After a strong and diverse weekend kickoff to the spring indie-release season (as reported by indieWIRE), it appears that this year's art-house film that could, "4 Months, 3 Weeks and 2 Days," has achieved a milestone of sorts. Admittedly, $1 million in cumulative box-office receipts sounds like nothing special; a hit Hollywood movie might earn that much in a couple of hours of nationwide release. When you're talking about an abortion-themed thriller set in Communist-era Romania, and a film economy in which very few foreign-language releases make even half that much money, you begin to see why this is news. ("4 Months" is only playing on 44 screens in the United States -- and that's its widest distribution to date.)

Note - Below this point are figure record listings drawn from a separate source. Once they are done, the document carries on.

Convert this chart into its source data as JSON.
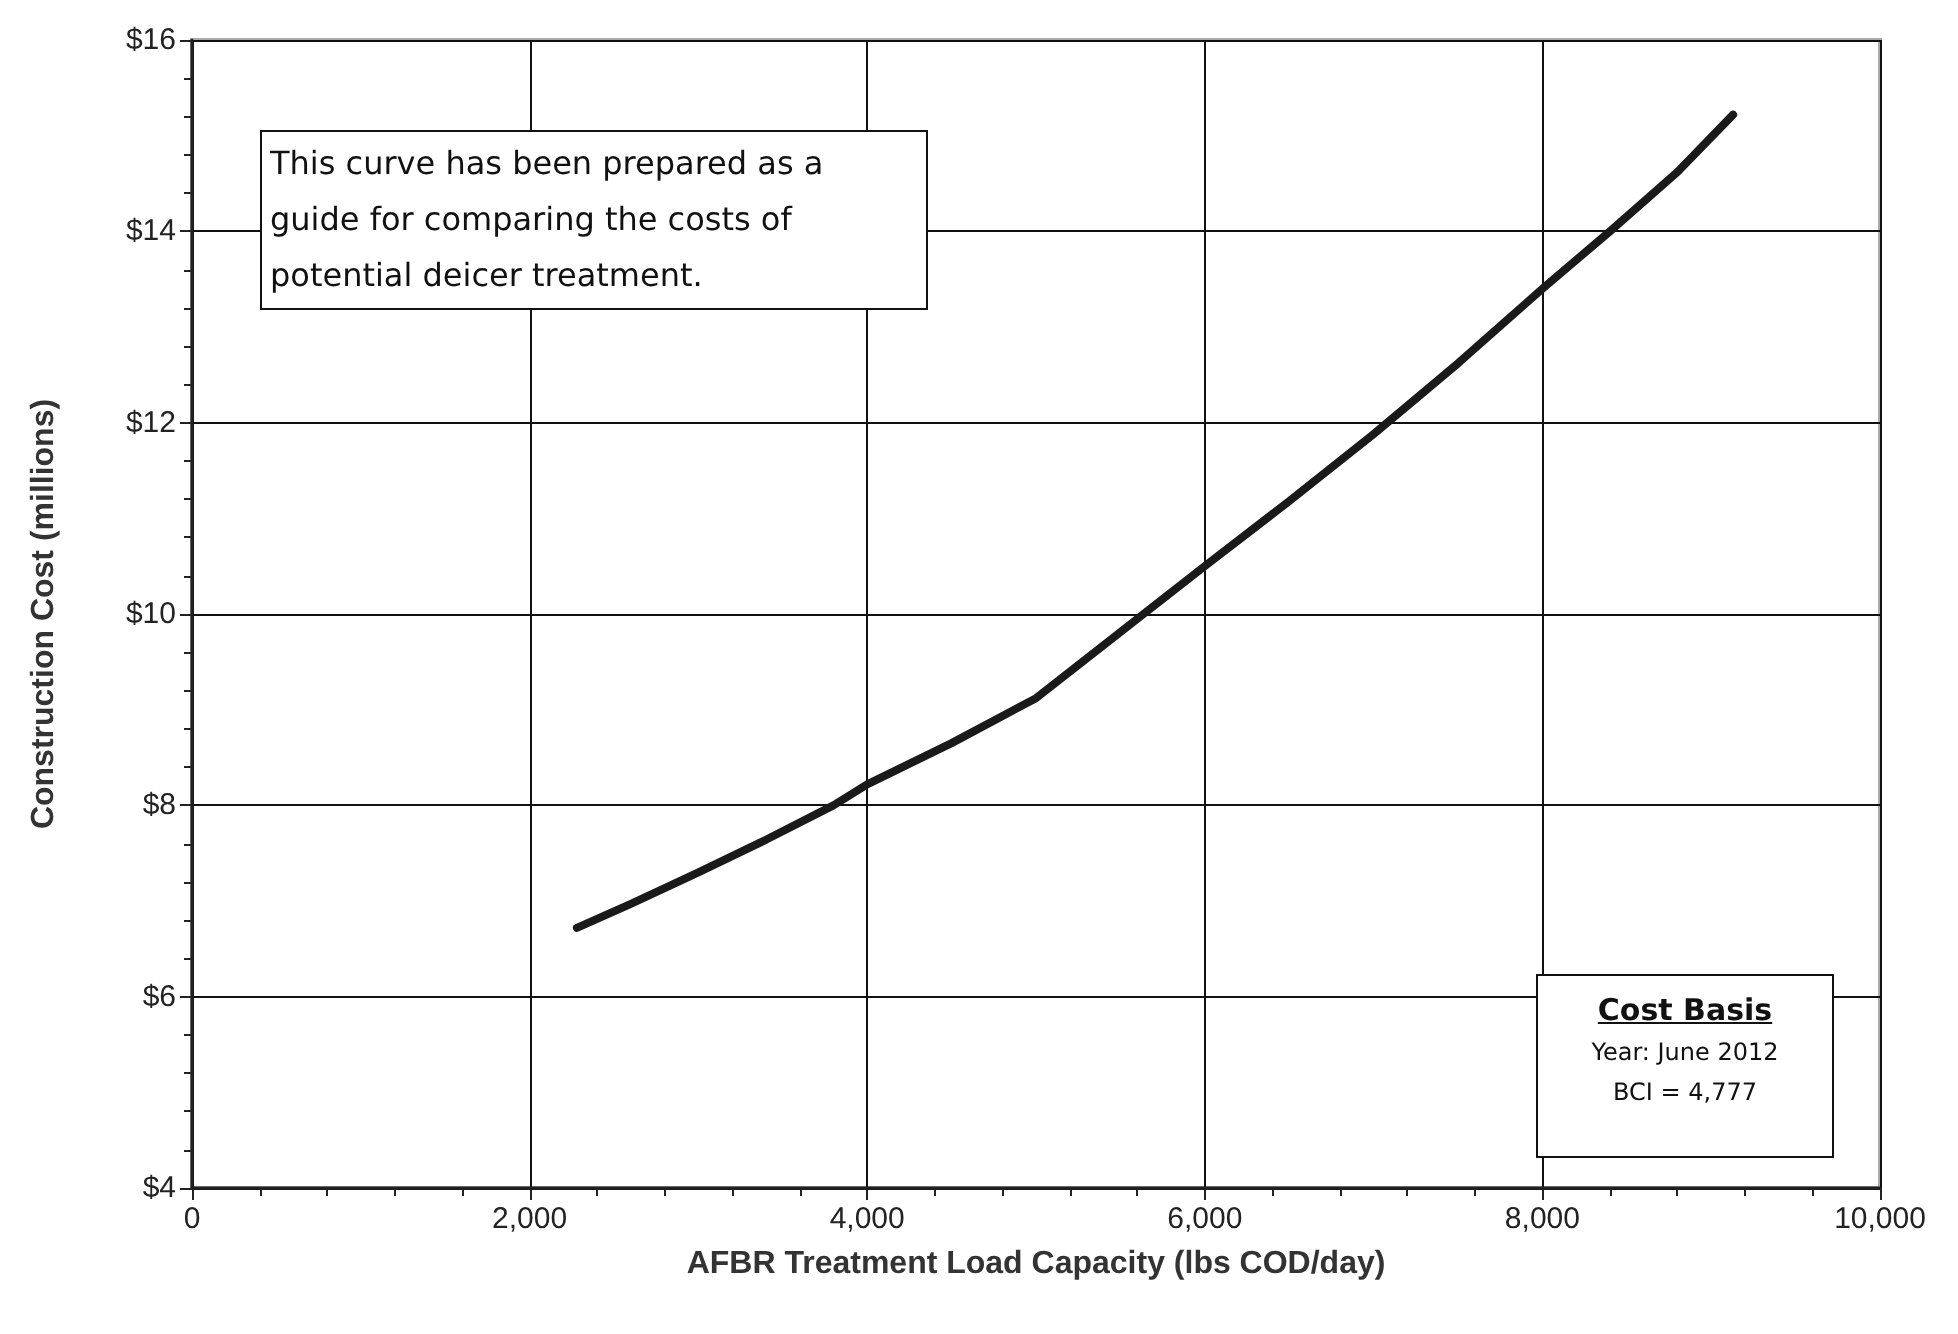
{
  "chart_data": {
    "type": "line",
    "xlabel": "AFBR Treatment Load Capacity (lbs COD/day)",
    "ylabel": "Construction Cost (millions)",
    "annotations": [
      "This curve has been prepared as a guide for comparing the costs of potential deicer treatment.",
      "Cost Basis",
      "Year: June 2012",
      "BCI = 4,777"
    ],
    "x": [
      2280,
      2600,
      3000,
      3400,
      3800,
      4000,
      4500,
      5000,
      5600,
      6000,
      6500,
      7000,
      7500,
      8000,
      8400,
      8800,
      9130
    ],
    "series": [
      {
        "color": "#1a1a1a",
        "values": [
          6.72,
          6.97,
          7.3,
          7.64,
          8.0,
          8.22,
          8.65,
          9.12,
          9.95,
          10.5,
          11.18,
          11.88,
          12.62,
          13.4,
          14.0,
          14.62,
          15.22
        ]
      }
    ],
    "xlim": [
      0,
      10000
    ],
    "ylim": [
      4,
      16
    ],
    "xticks": [
      0,
      {
        "value": 2000,
        "label": "2,000"
      },
      {
        "value": 4000,
        "label": "4,000"
      },
      {
        "value": 6000,
        "label": "6,000"
      },
      {
        "value": 8000,
        "label": "8,000"
      },
      {
        "value": 10000,
        "label": "10,000"
      }
    ],
    "yticks": [
      {
        "value": 4,
        "label": "$4"
      },
      {
        "value": 6,
        "label": "$6"
      },
      {
        "value": 8,
        "label": "$8"
      },
      {
        "value": 10,
        "label": "$10"
      },
      {
        "value": 12,
        "label": "$12"
      },
      {
        "value": 14,
        "label": "$14"
      },
      {
        "value": 16,
        "label": "$16"
      }
    ],
    "grid": true,
    "marker": "none",
    "line_style": "solid"
  }
}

At the very least, the modest success of Cristian Mungiu's film suggests that the theatrical audience for challenging foreign-language has not entirely evaporated, or defaulted to the safety of its living-room gizmos. What I want to know now, along with everybody else involved with the "specialty" film business, is how much more money "4 Months" has generated on-demand through IFC's cable-TV outlet. At least for the moment, IFC's strategy of simultaneously releasing films in theaters and on cable (but not on DVD), no longer looks like a desperate rear-guard action, or like the wave of the future. It's working right now. (Yes, attentive readers, I have appeared on IFC's TV network many times. They don't pay my salary and I'm not shilling for them.)